Гонцы повиновались, потом улеглись спать в углу.
– Ты пойдешь со мной, Райдэн, – сказал принц.
Матрос, польщенный этим выбором, стал прихорашиваться.
– А я? – сказал Лоо, надув губы.
– Ты останешься с Натой, – сказал принц. – Позже, может быть этой ночью, вы все мне понадобитесь.
Лоо отошел огорченный. Дождались вечера; затем принц и Райдэн, переодевшись, в свою очередь, крестьянами, направились в лагерь Гиэяса. Матросы с беспокойством провожали своего вождя.
– Желаем тебе удачи в твоем предприятии! – кричали они ему.
– Да защитит тебя Маразитан.
Дождь перестал, но ветер все еще бушевал; он со свистом пролетал по шелковистой траве, пригибая ее к земле. По светлому еще небу проносились темные тучи, то закрывая, то открывая тонкий серп луны. За равниной на горизонте виднелся лес.
– Не дашь ли мне каких-нибудь приказаний, господин? – спросил Райдэн, когда они совсем близко подошли к лесу.
– Замечай и запоминай все, что увидишь, – сказал принц. – Я хочу узнать, нельзя ли напасть на лагерь врага с какой-нибудь стороны.
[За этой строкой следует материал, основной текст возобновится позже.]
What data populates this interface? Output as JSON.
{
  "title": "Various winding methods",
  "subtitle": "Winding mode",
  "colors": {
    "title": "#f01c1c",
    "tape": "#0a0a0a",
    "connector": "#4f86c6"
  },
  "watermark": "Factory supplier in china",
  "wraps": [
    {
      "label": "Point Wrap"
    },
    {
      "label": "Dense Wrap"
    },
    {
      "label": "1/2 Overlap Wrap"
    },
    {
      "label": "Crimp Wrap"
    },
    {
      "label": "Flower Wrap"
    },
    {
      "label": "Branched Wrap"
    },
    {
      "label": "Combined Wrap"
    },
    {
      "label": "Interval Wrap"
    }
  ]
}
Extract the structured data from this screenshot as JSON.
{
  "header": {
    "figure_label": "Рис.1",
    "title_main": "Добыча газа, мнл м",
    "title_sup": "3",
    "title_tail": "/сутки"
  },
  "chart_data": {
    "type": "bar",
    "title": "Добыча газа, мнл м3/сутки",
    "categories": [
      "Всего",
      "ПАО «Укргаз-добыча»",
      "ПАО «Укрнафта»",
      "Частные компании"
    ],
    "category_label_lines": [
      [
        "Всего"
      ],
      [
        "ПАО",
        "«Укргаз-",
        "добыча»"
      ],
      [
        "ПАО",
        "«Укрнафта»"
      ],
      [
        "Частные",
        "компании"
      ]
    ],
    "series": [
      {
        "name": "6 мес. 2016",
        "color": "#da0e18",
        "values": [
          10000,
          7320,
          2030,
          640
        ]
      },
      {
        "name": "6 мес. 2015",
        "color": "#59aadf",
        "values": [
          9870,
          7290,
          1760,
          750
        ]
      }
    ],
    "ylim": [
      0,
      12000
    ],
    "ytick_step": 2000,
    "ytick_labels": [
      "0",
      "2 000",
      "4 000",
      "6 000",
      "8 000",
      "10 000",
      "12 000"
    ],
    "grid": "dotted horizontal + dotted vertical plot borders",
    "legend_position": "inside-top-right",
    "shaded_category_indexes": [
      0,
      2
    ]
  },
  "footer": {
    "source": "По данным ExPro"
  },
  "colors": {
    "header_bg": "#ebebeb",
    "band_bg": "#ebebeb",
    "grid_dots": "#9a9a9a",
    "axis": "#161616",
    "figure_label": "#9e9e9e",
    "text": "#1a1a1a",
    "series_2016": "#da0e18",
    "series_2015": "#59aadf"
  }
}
В таком случае, я позову Гарунагу, который еще находится в Сумиосии, и мы попробуем разбить Гиэяса. Во всяком случае, мы постараемся разузнать кое-что из его планов.
Часовые уже заметили прибывших.
Они окликнули их:
– Кто идет?
– Гонцы! – отвечал Райдэн.
– Откуда?
– Из Осаки, от генерала Гашизуки.
– Знают ли они пароль?
– Микава! – крикнул матрос.
Один солдат подошел с фонарем. Тогда принц вынул из-за пояса железную дощечку, на которой были вырезаны листья хризантемы.
– Идите, – сказал солдат, – государь ждет вас с нетерпением.
Они вошли в лес. Несколько фонарей были прикреплены к деревьям и защищены от ветра двумя щитами; ступали по соломе, вынесенной из палатки беспрестанным хождением взад и вперед. На некотором расстоянии были расставлены солдаты, с длинными копьями и колчанами за спиной; они стояли неподвижно. Из-за деревьев, в приоткрытых палатках, видны были другие солдаты, которые пили или спали. Далее взор терялся в непроглядном мраке.
Палатка Гиэяса стояла посреди квадратной просеки, высеченной в виде комнаты. Она была завешана красной драпировкой, укрепленной на столбах; над палаткой развевалось большое знамя, раздуваемое ветром. Двое часовых стояли по обе стороны двери, проделанной в первой стене из ткани.
Гонцов ввели. Гиэяс сидел на складном стуле. У него был усталый, дряхлый вид; голова была опущена на грудь, нижняя губа отвисала, глаза слезились и были тусклы. При виде этого положения, в котором выражалось отупение, нельзя было поверить могущественному гению и сильной воле, заключенным в этой хилой, безобразной оболочке. Однако в ней бодрствовал светлый и мощный ум, истощивший тело и изнурявший его усталостью с геройским презрением.
– Вести из Осаки? – сказал он. – Подайте скорей!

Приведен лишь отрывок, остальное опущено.